WikiStart > Documentation > Tickets and The Roadmap

Tickets and The Roadmap

What Are Tickets

Tickets in Beaversource represent issues within a project that need to be addressed. There are three types of Tickets: Defects, Enhancements and Tasks. They can be ideas that other members of the project may want to pursue or small goals within a milestone. For instance, a Beaversource Admin project member realized that documentation was needed to assist users in understanding Beaversource's function. A new Milestone was created and Tickets were composed to focus the implementation of documentation. See below

As you can see, these Tickets are Enhancements and Tasks.


Projects In Beaversource

To access tickets in Beaversource, you must be a member of a Project. To foster an environment of sharing, learning, and contribution amongst OSU students and programmers, Beaversource provides the following resources for your project(s):

  • Version Control (Subversion)
  • Project Wiki (Trac)
  • Bug tracking/Ticketing (also Trac)
  • Social Network (Elgg, in development)

After heading to your project's webpage, you will notice that you have access to new tabs: Roadmap and Tickets.


The Roadmap

The 'Roadmap' provides a view on the ticket system that helps planning and managing the future development of a project. The 'Roadmap' is a list of future milestones. Each milestone contains a description (using WikiFormatting) describing main objectives and other goals. In addition, the tickets targeted for a milestone are aggregated, and the ratio between active and resolved tickets is displayed as a milestone progress bar.


Tickets

The Tickets tab in Beaversource reports the active tickets in your project. 'Active' tickets are bugs or issues within the project that have not been resolved. The report shows the Ticket #, Component, Version, Milestone, Type, Owner and Date of creation. For more information see TracReports.


Writing A Ticket


1. To write a ticket, go to your project's website (usually: http://beaversource.oregonstate.edu/projects/[project name]) and click the Tickets tab.


2. Next, click the Create new ticket button.


A ticket contains the following information attributes:

  • Reporter - The author of the ticket.
  • Summary - A brief description summarizing the problem or issue.
  • Description - The body of the ticket. A good description should be specific, descriptive and to the point.
  • Type - The nature of the ticket (for example, defect or enhancement request)
  • Component - The project module or subsystem this ticket concerns.
  • Version - Version of the project that this ticket pertains to.
  • Keywords - Keywords that a ticket is marked with.
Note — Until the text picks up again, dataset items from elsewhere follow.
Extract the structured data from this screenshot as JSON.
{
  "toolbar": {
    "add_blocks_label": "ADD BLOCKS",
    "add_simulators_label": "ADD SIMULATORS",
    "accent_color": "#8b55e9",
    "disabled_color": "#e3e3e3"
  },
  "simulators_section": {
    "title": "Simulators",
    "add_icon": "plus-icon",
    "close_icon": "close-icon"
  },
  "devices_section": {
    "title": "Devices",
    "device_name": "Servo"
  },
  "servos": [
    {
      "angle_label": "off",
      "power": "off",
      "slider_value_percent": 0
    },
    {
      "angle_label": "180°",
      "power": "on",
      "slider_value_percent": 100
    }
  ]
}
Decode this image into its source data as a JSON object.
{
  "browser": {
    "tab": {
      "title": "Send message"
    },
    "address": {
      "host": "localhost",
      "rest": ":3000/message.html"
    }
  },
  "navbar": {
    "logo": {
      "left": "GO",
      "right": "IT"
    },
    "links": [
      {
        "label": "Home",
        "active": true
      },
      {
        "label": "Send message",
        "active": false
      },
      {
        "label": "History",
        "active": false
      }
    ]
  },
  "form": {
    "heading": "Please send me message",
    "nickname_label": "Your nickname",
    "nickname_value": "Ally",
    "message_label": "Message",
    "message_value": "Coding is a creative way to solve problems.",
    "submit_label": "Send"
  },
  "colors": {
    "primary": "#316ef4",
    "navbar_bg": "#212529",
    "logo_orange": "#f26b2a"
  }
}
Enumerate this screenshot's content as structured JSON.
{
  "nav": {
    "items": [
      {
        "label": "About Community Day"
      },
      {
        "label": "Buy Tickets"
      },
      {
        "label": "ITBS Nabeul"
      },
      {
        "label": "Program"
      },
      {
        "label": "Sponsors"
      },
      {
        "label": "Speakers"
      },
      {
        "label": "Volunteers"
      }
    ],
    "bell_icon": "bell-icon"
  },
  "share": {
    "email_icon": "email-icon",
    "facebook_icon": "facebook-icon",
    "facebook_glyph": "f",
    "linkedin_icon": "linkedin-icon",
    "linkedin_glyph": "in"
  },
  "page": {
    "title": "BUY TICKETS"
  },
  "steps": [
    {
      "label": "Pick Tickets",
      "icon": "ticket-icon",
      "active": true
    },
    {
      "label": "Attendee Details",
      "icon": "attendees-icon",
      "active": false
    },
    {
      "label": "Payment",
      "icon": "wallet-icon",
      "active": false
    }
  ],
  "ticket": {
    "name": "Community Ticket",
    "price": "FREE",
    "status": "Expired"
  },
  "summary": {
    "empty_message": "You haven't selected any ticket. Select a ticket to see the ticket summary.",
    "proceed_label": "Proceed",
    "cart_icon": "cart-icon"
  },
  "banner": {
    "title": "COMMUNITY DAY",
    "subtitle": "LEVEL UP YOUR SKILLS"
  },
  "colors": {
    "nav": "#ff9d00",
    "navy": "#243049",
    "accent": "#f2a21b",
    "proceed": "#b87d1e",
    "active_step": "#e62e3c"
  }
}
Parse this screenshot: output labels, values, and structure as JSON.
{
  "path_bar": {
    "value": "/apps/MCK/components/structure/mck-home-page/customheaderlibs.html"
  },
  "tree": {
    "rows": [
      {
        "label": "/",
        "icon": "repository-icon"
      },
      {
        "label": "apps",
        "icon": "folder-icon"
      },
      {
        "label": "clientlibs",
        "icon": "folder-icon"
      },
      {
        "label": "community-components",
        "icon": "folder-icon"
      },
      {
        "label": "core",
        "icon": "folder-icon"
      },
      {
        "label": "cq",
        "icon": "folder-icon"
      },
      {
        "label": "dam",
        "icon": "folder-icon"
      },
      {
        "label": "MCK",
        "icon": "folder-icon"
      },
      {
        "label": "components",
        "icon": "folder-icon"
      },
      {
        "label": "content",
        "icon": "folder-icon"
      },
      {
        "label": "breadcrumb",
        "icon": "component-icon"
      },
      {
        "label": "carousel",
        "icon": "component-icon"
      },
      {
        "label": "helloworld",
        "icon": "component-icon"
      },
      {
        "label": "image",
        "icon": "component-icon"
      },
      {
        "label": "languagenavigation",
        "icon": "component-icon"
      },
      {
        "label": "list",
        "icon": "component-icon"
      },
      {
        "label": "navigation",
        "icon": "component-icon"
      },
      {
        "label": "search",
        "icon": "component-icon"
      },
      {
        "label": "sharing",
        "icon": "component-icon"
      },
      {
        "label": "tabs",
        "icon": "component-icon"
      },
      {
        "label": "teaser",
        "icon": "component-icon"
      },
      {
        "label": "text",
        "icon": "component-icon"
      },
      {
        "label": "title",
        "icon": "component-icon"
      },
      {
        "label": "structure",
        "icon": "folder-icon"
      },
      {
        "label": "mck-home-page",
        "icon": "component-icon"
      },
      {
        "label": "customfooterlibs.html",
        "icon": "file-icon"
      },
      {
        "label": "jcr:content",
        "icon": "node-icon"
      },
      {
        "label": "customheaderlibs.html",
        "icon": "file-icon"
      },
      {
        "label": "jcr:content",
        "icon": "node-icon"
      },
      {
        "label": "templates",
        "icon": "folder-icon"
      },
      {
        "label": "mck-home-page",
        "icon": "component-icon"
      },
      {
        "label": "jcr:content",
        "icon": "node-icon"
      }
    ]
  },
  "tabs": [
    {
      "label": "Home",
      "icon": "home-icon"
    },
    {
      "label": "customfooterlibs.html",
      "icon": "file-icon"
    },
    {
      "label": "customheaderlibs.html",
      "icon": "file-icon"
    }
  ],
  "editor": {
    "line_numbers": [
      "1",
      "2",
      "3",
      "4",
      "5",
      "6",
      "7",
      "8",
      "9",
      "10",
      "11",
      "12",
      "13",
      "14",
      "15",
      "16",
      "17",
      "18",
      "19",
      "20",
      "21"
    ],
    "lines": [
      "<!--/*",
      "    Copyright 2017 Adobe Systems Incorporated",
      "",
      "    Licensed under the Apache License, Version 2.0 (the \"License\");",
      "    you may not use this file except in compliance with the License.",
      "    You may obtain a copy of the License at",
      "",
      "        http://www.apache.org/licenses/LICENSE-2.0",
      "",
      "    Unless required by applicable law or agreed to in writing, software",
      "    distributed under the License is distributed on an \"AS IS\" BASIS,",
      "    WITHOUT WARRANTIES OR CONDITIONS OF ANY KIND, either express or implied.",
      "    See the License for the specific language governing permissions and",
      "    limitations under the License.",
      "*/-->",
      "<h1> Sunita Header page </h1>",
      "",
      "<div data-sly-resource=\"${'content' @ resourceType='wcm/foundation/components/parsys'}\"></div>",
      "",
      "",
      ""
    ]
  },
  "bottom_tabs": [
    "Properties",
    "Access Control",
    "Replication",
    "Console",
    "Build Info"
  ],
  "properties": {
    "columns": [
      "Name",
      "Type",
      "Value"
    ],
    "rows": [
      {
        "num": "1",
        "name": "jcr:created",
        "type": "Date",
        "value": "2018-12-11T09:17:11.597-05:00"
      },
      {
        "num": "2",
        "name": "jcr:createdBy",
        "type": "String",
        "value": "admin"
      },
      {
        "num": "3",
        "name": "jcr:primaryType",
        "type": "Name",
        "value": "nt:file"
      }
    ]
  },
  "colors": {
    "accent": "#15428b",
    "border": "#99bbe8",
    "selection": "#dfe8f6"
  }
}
Useful for searching and report generation.
  • Priority - The importance of this issue, ranging from trivial to blocker.
  • Milestone - When this issue should be resolved at the latest.
  • Assigned to/Owner - Principal person responsible for handling the issue.
  • Cc - A list of other associated people. Note that this does not imply responsibility or any other policy.
3. Fill out the new ticket with as much detail as possible. The goal is to be as precise and accurate as possible so the issue can be understood. Also, make sure to select defect, enhancement or policy from the 'type' drop-down field. Then, Click Submit ticket.